Lambda (chain_lambda)

For each discovered function:

  • Full function configuration including environment variables
  • Resource-based policy (get_policy)
  • Function tags

EC2 User Data (chain_ec2_userdata)

For each discovered instance:

  • Instance user data script (describe_instance_attribute with Attribute=userData)
  • Base64 decoded automatically
  • Often contains bootstrap scripts with hardcoded credentials

CloudTrail (chain_cloudtrail)

For each discovered trail:

  • Trail status — is it actually logging? (get_trail_status)
  • Event selectors — what's being recorded? (get_event_selectors)

KMS (chain_kms)

For each discovered key:

  • Key metadata (describe_key)
  • Key policy (get_key_policy)
  • Rotation status (get_key_rotation_status)

ECS (chain_ecs)

For each task definition (capped at 50):

  • Full task definition including container definitions
  • Environment variables and secrets references in each container

CloudFormation (chain_cloudformation)

For each active stack:

  • Full stack details (describe_stacks)
  • Stack outputs (often contain endpoints, ARNs, connection strings)
  • Stack parameters (may contain passwords, API keys)

RDS (chain_rds)

For each discovered DB instance:

  • Engine type and version
  • Public accessibility status
  • Storage encryption status
  • Security groups
  • Backup retention period
  • Multi-AZ deployment status

Concurrency

All 11 chains run in parallel using a thread pool (default 10 workers).
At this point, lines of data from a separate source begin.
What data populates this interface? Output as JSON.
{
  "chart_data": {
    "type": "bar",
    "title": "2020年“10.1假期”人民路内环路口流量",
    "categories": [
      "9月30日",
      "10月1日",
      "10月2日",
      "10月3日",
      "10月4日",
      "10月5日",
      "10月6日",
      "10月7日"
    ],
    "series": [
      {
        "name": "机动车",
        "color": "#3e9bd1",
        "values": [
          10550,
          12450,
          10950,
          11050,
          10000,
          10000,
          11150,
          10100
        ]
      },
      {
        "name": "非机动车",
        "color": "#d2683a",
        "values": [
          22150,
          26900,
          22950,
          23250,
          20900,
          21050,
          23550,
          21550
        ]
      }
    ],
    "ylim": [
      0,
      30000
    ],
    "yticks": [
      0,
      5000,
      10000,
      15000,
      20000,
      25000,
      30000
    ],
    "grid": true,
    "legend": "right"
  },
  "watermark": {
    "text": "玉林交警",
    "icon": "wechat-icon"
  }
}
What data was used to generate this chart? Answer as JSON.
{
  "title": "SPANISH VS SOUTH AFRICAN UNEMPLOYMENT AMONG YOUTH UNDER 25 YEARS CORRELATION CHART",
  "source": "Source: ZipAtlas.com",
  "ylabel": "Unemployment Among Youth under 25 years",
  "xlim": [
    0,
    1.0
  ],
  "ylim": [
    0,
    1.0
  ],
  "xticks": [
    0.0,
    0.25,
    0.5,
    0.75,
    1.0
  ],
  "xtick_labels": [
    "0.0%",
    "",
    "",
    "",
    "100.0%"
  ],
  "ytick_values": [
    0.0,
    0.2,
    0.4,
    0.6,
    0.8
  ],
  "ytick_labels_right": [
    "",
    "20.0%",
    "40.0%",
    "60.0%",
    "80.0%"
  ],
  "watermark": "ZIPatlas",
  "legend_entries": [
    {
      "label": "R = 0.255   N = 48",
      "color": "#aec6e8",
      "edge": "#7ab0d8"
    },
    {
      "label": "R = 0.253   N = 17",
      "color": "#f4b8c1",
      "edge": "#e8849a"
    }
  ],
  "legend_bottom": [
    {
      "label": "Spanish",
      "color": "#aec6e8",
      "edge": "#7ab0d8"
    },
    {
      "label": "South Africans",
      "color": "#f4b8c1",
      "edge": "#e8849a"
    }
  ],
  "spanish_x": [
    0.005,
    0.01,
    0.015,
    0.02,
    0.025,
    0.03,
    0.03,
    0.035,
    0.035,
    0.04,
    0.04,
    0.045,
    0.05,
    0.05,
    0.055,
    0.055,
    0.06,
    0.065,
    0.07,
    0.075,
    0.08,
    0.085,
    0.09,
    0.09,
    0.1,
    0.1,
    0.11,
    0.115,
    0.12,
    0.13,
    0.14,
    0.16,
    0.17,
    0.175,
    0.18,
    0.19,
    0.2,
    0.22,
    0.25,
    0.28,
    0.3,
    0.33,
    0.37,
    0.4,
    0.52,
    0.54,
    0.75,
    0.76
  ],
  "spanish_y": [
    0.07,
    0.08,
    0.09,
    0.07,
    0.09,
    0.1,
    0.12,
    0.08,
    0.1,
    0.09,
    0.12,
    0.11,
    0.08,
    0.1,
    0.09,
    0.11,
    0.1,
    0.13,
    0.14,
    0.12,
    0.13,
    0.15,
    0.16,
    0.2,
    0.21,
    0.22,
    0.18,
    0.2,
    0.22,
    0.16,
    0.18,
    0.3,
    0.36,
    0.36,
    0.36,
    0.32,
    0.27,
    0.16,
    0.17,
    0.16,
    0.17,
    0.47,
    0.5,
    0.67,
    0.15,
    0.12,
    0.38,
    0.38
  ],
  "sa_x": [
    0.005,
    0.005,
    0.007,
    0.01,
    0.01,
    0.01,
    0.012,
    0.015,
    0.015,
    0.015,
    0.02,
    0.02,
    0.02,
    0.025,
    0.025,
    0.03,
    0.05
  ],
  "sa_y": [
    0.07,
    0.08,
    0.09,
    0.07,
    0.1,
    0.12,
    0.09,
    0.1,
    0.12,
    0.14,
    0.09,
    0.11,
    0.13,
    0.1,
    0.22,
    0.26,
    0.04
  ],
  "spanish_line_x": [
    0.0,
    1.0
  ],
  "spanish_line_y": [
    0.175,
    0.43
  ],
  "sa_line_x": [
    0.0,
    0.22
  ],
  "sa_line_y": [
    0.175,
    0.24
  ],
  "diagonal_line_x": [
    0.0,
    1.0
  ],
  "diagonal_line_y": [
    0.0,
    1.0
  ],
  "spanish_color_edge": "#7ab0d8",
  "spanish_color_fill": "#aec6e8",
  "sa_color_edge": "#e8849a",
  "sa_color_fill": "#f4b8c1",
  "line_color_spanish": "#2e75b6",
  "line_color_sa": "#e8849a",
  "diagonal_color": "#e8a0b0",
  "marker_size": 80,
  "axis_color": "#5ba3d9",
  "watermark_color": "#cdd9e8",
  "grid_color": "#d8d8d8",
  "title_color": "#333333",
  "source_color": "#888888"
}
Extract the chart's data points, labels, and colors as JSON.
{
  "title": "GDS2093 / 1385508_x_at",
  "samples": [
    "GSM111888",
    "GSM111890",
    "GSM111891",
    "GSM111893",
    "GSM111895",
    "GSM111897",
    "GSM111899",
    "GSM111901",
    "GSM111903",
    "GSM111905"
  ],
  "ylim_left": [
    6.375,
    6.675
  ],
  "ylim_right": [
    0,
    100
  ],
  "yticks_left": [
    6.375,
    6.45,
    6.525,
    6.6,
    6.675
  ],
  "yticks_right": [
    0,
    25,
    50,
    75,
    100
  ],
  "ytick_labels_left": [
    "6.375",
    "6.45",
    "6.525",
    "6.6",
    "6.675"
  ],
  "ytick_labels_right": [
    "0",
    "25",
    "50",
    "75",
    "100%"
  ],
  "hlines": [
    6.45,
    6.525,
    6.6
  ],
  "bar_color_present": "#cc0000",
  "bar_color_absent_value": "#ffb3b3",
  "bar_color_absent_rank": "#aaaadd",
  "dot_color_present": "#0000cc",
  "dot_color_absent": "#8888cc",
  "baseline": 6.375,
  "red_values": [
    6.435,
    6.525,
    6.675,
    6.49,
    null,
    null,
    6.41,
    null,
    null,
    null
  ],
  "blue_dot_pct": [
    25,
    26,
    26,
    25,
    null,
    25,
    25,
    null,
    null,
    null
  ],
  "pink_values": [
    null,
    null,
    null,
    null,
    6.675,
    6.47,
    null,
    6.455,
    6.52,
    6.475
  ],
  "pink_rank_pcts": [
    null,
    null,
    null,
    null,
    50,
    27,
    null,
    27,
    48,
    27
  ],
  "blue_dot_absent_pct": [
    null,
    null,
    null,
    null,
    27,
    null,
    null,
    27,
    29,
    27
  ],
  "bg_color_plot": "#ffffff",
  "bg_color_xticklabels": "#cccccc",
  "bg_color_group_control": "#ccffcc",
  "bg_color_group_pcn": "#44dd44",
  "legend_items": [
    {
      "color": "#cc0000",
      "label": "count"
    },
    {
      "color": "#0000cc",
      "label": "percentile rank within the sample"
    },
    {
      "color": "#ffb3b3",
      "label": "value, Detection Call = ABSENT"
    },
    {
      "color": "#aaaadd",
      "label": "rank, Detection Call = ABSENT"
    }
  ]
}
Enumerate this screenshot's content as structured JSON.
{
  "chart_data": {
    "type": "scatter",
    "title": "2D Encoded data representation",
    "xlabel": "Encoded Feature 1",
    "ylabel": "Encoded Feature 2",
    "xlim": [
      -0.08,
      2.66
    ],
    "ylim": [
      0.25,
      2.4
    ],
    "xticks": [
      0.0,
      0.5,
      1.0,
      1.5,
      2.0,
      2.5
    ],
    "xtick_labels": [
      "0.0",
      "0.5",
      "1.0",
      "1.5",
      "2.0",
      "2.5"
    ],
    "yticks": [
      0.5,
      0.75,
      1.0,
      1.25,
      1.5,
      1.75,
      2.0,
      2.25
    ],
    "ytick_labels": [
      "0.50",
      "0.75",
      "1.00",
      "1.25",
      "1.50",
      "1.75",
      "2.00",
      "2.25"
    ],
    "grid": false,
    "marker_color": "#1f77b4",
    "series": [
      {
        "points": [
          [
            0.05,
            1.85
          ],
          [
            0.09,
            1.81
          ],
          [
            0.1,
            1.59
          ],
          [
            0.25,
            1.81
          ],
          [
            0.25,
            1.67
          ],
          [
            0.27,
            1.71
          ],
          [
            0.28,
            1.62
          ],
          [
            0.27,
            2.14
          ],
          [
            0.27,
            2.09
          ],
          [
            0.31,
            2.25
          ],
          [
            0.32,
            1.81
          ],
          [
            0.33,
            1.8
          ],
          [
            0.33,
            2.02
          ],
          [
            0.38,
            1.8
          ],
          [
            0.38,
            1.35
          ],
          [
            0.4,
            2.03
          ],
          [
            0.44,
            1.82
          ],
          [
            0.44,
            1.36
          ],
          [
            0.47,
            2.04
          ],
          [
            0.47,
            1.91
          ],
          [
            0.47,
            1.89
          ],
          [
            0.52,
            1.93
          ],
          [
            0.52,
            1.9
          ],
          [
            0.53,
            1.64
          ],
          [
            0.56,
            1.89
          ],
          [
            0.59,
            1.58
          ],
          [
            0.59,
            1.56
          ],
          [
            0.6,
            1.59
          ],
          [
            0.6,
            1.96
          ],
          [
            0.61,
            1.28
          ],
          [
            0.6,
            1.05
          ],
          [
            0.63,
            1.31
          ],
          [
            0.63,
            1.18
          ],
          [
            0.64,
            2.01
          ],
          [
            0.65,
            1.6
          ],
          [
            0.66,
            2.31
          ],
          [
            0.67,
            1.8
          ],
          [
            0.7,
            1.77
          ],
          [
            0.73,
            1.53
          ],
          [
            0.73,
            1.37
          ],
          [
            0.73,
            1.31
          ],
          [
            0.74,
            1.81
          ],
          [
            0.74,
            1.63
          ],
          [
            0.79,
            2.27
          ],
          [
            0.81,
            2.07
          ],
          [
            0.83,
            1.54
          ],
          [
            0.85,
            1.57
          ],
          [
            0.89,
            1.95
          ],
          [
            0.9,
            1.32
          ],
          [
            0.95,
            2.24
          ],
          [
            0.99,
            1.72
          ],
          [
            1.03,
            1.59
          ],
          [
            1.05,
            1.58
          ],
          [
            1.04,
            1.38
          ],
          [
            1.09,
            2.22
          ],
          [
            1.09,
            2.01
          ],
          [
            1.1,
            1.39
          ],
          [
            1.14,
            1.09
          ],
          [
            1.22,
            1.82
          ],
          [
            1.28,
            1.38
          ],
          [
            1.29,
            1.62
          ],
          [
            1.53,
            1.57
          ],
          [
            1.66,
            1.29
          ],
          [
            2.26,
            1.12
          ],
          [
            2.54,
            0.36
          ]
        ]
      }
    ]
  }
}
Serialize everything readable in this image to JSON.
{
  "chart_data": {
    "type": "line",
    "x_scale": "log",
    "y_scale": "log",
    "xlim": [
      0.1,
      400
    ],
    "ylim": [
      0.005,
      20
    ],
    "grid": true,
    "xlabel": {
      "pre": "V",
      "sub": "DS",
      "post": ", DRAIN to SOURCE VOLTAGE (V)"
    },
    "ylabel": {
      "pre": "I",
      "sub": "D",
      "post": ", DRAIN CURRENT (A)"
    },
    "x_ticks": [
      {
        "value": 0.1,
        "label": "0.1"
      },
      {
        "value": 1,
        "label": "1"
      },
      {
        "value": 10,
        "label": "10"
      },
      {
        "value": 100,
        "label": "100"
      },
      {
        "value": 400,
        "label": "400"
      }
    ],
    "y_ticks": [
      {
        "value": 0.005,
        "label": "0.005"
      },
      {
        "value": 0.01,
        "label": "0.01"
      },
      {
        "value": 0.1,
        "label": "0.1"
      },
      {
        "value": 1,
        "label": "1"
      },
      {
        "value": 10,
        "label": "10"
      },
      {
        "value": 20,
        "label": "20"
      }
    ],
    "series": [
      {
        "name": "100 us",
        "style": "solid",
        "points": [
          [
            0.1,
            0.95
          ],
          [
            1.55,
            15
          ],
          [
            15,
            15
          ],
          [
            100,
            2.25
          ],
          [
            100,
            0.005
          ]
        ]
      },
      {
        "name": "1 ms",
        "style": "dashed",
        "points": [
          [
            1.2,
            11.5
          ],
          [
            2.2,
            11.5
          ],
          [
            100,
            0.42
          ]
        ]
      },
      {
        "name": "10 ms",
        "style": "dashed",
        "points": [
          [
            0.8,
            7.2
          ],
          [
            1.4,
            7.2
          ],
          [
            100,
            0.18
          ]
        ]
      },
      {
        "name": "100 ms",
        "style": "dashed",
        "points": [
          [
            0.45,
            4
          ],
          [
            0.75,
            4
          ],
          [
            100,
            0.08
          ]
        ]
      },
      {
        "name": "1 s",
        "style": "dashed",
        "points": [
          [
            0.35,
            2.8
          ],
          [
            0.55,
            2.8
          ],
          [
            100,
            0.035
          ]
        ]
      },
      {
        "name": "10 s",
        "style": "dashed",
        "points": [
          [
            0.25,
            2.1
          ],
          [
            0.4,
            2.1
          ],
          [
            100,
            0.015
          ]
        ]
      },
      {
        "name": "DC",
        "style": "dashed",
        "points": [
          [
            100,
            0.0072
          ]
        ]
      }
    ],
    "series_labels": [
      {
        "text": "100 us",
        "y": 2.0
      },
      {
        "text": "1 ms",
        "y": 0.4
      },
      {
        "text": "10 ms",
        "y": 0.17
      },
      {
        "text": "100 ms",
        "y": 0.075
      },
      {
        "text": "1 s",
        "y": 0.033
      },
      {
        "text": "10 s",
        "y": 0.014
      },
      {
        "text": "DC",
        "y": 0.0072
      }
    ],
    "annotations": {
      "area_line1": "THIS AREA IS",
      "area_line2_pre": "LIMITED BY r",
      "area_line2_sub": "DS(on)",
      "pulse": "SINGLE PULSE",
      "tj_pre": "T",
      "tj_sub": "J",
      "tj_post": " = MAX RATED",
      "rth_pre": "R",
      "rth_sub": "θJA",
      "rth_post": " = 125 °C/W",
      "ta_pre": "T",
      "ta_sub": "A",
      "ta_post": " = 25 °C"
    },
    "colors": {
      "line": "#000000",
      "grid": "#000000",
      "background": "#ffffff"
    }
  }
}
Each chain runs independently — if one fails or times out, the others continue.

Data flow

Surface Scan Results
        │
        ├── chain_s3 ──────────────> S3 bucket configs
        ├── chain_iam_users ───────> User policies, keys, MFA
        ├── chain_iam_roles ───────> Role policies, trust docs
        ├── chain_iam_self ────────> Identity map, privesc paths
        ├── chain_lambda ──────────> Function configs, env vars
        ├── chain_ec2_userdata ────> Bootstrap scripts
        ├── chain_cloudtrail ──────> Trail status
        ├── chain_kms ─────────────> Key policies, rotation
        ├── chain_ecs ─────────────> Task def env vars
        ├── chain_cloudformation ──> Stack outputs, params
        └── chain_rds ─────────────> DB configs
                │
                v
        Deep Results Dict ──> Security Audit ──> Findings

Managed policy document fetching

When AWSault encounters a managed policy (customer or AWS-managed), it:

  1. Calls get_policy to get the policy ARN and default version ID
  2. Calls get_policy_version to get the actual JSON policy document
  3. Parses the document into simplified statements (Effect, Actions, Resources, Conditions)
  4. For the identity recon chain: also enumerates all non-default versions via list_policy_versions

This means you see the actual permissions, not just the policy name.